Lord knows that won't actually happen bc I have zero urge to write after my last book was deleted..but the desire to just fucking write the damn fic just to get it out of my head and make him read it bc he also writes smut UGHHHH
im so fucked up. This is so fucked up. I wish I could stop thinking about this man. I wish being poly was easier ;^; like I actually need to stop talking to this man before I get him in trouble with his gf. *i* may have permission from my bf to fuck him, but he doesn't have permission from his gf and I wanna scream. I just need to fuck this man once SO I CAN STOP THINKING ABOUT IT THE SECOND MY ADHD ASS HEAD GOES QUIET
Anyways thanks for letting me rant. Lmk if yall want that fic.(absolutely zero promises on actually writing it tho)
For those that knew Deception and You're Gonna Pay, it 100% would be darker than that. Like. So much darker. Like I need to go to the mental hospital darker.
Hi guys, I'm here with a random life update out of nowhere because it's a CRISIS. an identity one to be specific. I'm almost positive I'm demisexual?! and I think ive known it for a while but it took a couple of my coworkers lately for me to actually process it. anyways. bye XD
@Milkyfrizz i just now seen this, im so sorry. Ilysm ❤️❤️ thank you for saying that honestly. It's really only hard to work through bc in my head I'm supposed to love aand only think about my bf who I've been dating for 6.5 years but like I literally can't get this guy and another coworker out of my head. My bf said I can fuck anyone as long as ifs not in our shared bed which is absolutely valid as fuck but pfc the 2 people I can't stop thinking about are both taken and I'll never have the chance. After literally only a week, I've realized it's definitely not trauma bonding. We're just significantly too sexually compatible and I've never had that before bc I got some severely fucked up kinks. Like sl*t my throat type shit and no one has ever matched that in the 25 years I've been alive.

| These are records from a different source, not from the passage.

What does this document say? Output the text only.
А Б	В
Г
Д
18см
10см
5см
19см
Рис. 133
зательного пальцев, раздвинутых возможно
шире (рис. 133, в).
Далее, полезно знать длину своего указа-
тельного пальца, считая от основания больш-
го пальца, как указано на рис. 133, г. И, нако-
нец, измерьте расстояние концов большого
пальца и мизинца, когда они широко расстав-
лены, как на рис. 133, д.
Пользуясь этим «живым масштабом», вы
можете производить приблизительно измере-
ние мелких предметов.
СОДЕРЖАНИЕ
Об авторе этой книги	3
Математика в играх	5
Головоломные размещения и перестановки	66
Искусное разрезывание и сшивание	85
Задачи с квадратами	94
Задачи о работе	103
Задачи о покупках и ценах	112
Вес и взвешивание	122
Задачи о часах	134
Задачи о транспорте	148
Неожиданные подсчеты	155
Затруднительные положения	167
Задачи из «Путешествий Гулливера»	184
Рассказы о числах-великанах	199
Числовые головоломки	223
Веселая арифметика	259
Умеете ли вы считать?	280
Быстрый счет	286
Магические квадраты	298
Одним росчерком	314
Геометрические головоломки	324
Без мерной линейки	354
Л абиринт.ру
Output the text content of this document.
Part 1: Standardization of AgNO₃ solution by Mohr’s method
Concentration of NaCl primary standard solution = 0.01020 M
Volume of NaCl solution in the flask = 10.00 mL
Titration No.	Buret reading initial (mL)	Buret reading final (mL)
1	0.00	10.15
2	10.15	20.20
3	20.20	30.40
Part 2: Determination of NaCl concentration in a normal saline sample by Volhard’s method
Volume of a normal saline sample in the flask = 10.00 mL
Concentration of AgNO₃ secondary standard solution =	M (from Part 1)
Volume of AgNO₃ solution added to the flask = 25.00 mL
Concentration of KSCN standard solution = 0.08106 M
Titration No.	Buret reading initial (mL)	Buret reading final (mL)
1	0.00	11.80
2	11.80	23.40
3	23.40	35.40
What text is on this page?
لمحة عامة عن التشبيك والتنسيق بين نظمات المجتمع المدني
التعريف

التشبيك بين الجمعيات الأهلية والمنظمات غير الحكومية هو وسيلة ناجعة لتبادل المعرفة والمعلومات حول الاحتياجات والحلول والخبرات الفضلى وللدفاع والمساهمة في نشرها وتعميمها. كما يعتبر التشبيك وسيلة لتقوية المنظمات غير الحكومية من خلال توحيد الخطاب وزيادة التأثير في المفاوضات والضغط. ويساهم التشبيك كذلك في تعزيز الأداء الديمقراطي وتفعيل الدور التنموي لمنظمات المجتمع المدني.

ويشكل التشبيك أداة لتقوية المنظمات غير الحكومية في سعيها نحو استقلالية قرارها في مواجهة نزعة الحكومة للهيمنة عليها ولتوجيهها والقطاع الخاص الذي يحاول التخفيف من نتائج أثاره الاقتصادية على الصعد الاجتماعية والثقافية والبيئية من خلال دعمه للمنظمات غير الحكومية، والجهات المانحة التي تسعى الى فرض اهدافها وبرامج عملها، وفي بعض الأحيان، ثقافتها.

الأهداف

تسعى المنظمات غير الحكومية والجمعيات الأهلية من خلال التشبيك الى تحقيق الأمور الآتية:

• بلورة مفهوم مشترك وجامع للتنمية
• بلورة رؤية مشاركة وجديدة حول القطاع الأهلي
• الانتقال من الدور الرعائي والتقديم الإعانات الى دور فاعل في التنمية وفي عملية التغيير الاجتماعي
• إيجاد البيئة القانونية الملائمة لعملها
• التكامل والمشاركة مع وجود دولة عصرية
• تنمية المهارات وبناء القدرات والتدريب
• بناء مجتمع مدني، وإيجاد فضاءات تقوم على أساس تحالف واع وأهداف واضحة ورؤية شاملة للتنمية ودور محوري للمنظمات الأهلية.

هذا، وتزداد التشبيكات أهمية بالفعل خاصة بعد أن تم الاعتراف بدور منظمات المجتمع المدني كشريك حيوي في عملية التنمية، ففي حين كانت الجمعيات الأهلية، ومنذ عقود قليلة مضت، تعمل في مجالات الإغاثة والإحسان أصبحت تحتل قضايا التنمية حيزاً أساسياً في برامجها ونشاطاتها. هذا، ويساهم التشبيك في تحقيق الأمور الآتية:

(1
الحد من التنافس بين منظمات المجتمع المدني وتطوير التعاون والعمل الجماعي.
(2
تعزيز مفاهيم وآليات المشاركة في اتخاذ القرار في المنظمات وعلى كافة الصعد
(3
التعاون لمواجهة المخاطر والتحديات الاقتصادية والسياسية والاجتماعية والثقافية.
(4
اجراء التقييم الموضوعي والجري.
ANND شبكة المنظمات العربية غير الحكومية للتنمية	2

Yet here this guy is. Literally perfect for me sexually in every single way I could ever possibly imagine.. And he isn't available. I'm just really fucking bummed I guess. I JUST NEED TO FUCK THIS GUY GODDAMNIT. It also really doesn't help that we have pretty identical political views too. Like no joke we're fucking twins. AND HES MY TYPE THAT IVE HAD THE LONGEST?! like my type in men has really changed over the years and has become really lenient. But... hot goth guy with a beard, tattoos, long hair, and rings on damn near every finger?! Fucking RAW, next question. im addicted to his attention. He plays the same fucking game i do when I want attention. I actually like I don't want attention so the other gives it first. AND HE DOES IT TOO but he gives in first bc he knows I won't. God wait a minute.. when did this turn into a rant about him... God im so lost in thought now..

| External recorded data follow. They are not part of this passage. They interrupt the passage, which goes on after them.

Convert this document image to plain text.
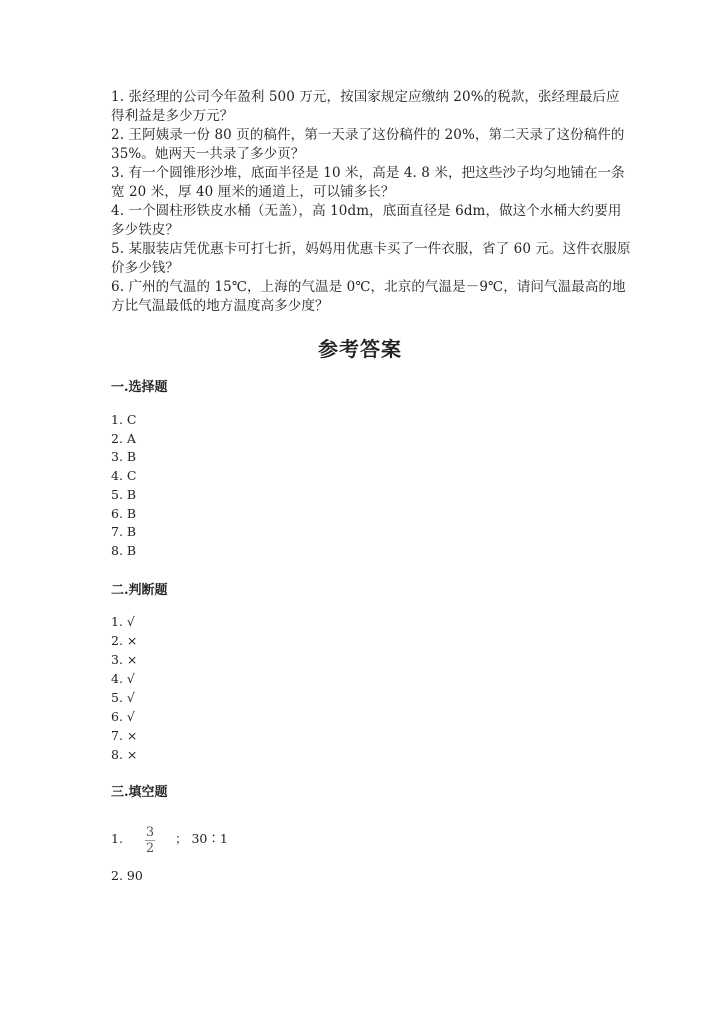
1. 张经理的公司今年盈利 500 万元，按国家规定应缴纳 20%的税款，张经理最后应得利益是多少万元？
2. 王阿姨录一份 80 页的稿件，第一天录了这份稿件的 20%，第二天录了这份稿件的 35%。她两天一共录了多少页？
3. 有一个圆锥形沙堆，底面半径是 10 米，高是 4. 8 米，把这些沙子均匀地铺在一条宽 20 米，厚 40 厘米的通道上，可以铺多长？
4. 一个圆柱形铁皮水桶（无盖），高 10dm，底面直径是 6dm，做这个水桶大约要用多少铁皮？
5. 某服装店凭优惠卡可打七折，妈妈用优惠卡买了一件衣服，省了 60 元。这件衣服原价多少钱？
6. 广州的气温的 15℃，上海的气温是 0℃，北京的气温是－9℃，请问气温最高的地方比气温最低的地方温度高多少度？
参考答案
一.选择题
1. C
2. A
3. B
4. C
5. B
6. B
7. B
8. B
二.判断题
1. √
2. ×
3. ×
4. √
5. √
6. √
7. ×
8. ×
三.填空题
1. 3
2
； 30∶1
2. 90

@Ardef38 I completely understand having a crisis like this! Mine was finding out if I was bi or just gay. Remember that even if you identify as something now, years later you can change! It could be trauma but work through everything piece by piece and you'll get there! No matter what, we support you!
I still don't think I'm Demi, I'm just trying to convince myself that it's just trauma bonding that makes me catch feels but like? I looked up demisexuality and it pretty much hit the nail on the head. and ofc I've known that I've been poly for a while now so idk. I'm at my quarter-life crisis currently (haha love TxT) but imma just act like none of this is happy so my life doesn't get messed up yaknow?